Make sure you take the NREMT-B exam. If you ever want to move out of MA and continue to be an EMT-B you'll more likely than not need to be certified by the NREMT. Do it now while the info is fresh on your mind.


----------



## SliceOfLife (Feb 3, 2012)

You can take it three times right?  There is only a small pool of questions so you are bound to see most of those again when you retest.  I have never known anyone who has failed all three times.


----------



## TbArbie (Feb 3, 2012)

Thanks all...I think I was just so nervous, but atleast this time I know what I'm walking into! Major hugs to all of you for the advice


----------



## Tigger (Feb 3, 2012)

bstone said:


> Make sure you take the NREMT-B exam. If you ever want to move out of MA and continue to be an EMT-B you'll more likely than not need to be certified by the NREMT. Do it now while the info is fresh on your mind.
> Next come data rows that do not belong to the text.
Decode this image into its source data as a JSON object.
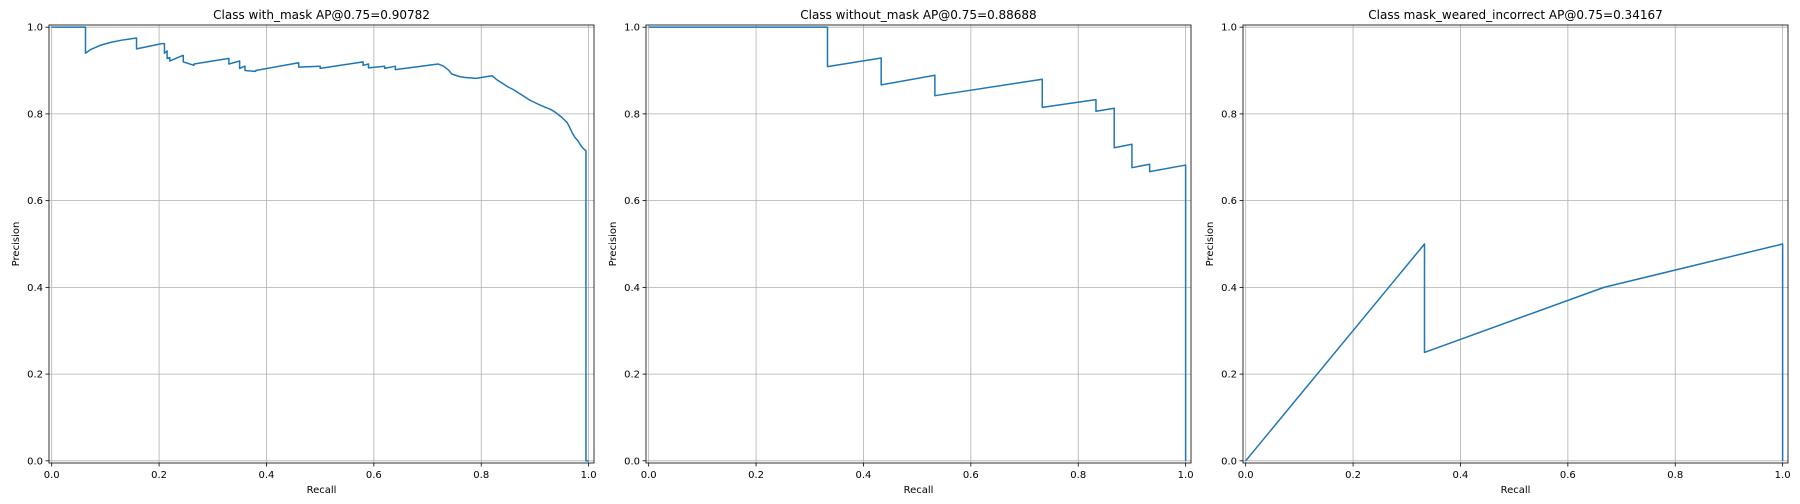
{
  "chart_data": [
    {
      "type": "line",
      "title": "Class with_mask AP@0.75=0.90782",
      "xlabel": "Recall",
      "ylabel": "Precision",
      "xlim": [
        -0.005,
        1.01
      ],
      "ylim": [
        -0.005,
        1.005
      ],
      "xticks": [
        "0.0",
        "0.2",
        "0.4",
        "0.6",
        "0.8",
        "1.0"
      ],
      "yticks": [
        "0.0",
        "0.2",
        "0.4",
        "0.6",
        "0.8",
        "1.0"
      ],
      "grid": true,
      "line_color": "#1f77b4",
      "series": [
        {
          "x": [
            0.0,
            0.063,
            0.063,
            0.072,
            0.09,
            0.11,
            0.13,
            0.158,
            0.158,
            0.205,
            0.21,
            0.21,
            0.215,
            0.215,
            0.22,
            0.22,
            0.245,
            0.245,
            0.265,
            0.265,
            0.33,
            0.33,
            0.35,
            0.35,
            0.36,
            0.36,
            0.38,
            0.38,
            0.46,
            0.46,
            0.5,
            0.5,
            0.58,
            0.58,
            0.59,
            0.59,
            0.62,
            0.62,
            0.64,
            0.64,
            0.72,
            0.73,
            0.74,
            0.745,
            0.75,
            0.76,
            0.77,
            0.78,
            0.79,
            0.82,
            0.83,
            0.84,
            0.85,
            0.86,
            0.87,
            0.88,
            0.89,
            0.9,
            0.91,
            0.92,
            0.93,
            0.94,
            0.95,
            0.96,
            0.965,
            0.97,
            0.975,
            0.98,
            0.985,
            0.99,
            0.995,
            0.995,
            1.0
          ],
          "y": [
            1.0,
            1.0,
            0.94,
            0.948,
            0.958,
            0.965,
            0.97,
            0.975,
            0.95,
            0.962,
            0.962,
            0.94,
            0.945,
            0.928,
            0.93,
            0.922,
            0.935,
            0.92,
            0.912,
            0.915,
            0.928,
            0.915,
            0.922,
            0.905,
            0.91,
            0.9,
            0.898,
            0.9,
            0.918,
            0.908,
            0.91,
            0.905,
            0.92,
            0.912,
            0.915,
            0.906,
            0.91,
            0.905,
            0.91,
            0.902,
            0.915,
            0.91,
            0.9,
            0.892,
            0.89,
            0.886,
            0.884,
            0.883,
            0.882,
            0.888,
            0.878,
            0.87,
            0.862,
            0.856,
            0.848,
            0.84,
            0.832,
            0.826,
            0.82,
            0.815,
            0.81,
            0.802,
            0.792,
            0.78,
            0.768,
            0.755,
            0.745,
            0.738,
            0.728,
            0.72,
            0.715,
            0.0,
            0.0
          ]
        }
      ]
    },
    {
      "type": "line",
      "title": "Class without_mask AP@0.75=0.88688",
      "xlabel": "Recall",
      "ylabel": "Precision",
      "xlim": [
        -0.005,
        1.01
      ],
      "ylim": [
        -0.005,
        1.005
      ],
      "xticks": [
        "0.0",
        "0.2",
        "0.4",
        "0.6",
        "0.8",
        "1.0"
      ],
      "yticks": [
        "0.0",
        "0.2",
        "0.4",
        "0.6",
        "0.8",
        "1.0"
      ],
      "grid": true,
      "line_color": "#1f77b4",
      "series": [
        {
          "x": [
            0.0,
            0.333,
            0.333,
            0.433,
            0.433,
            0.533,
            0.533,
            0.733,
            0.733,
            0.833,
            0.833,
            0.867,
            0.867,
            0.9,
            0.9,
            0.933,
            0.933,
            1.0,
            1.0
          ],
          "y": [
            1.0,
            1.0,
            0.909,
            0.929,
            0.867,
            0.889,
            0.842,
            0.88,
            0.815,
            0.833,
            0.806,
            0.813,
            0.722,
            0.73,
            0.676,
            0.684,
            0.667,
            0.682,
            0.0
          ]
        }
      ]
    },
    {
      "type": "line",
      "title": "Class mask_weared_incorrect AP@0.75=0.34167",
      "xlabel": "Recall",
      "ylabel": "Precision",
      "xlim": [
        -0.005,
        1.01
      ],
      "ylim": [
        -0.005,
        1.005
      ],
      "xticks": [
        "0.0",
        "0.2",
        "0.4",
        "0.6",
        "0.8",
        "1.0"
      ],
      "yticks": [
        "0.0",
        "0.2",
        "0.4",
        "0.6",
        "0.8",
        "1.0"
      ],
      "grid": true,
      "line_color": "#1f77b4",
      "series": [
        {
          "x": [
            0.0,
            0.333,
            0.333,
            0.667,
            1.0,
            1.0
          ],
          "y": [
            0.0,
            0.5,
            0.25,
            0.4,
            0.5,
            0.0
          ]
        }
      ]
    }
  ]
}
This is very sound advice. The tests are quite similar and you never know when you might end up living outside this great commonwealth.


----------



## rwik123 (Feb 3, 2012)

bstone said:


> Make sure you take the NREMT-B exam. If you ever want to move out of MA and continue to be an EMT-B you'll more likely than not need to be certified by the NREMT. Do it now while the info is fresh on your mind.



Do this. I kicked myself for not taking the nremt. Dealing with tons of BS between two certification groups is frustrating.


----------



## TbArbie (Feb 3, 2012)

well thank you i really appreciate it


----------



## TbArbie (Feb 3, 2012)

bstone said:


> Make sure you take the NREMT-B exam. If you ever want to move out of MA and continue to be an EMT-B you'll more likely than not need to be certified by the NREMT. Do it now while the info is fresh on your mind.



thank you, im again nervous ughhh but i know what im walking into! i think i need a hot shower n bed tonight!


----------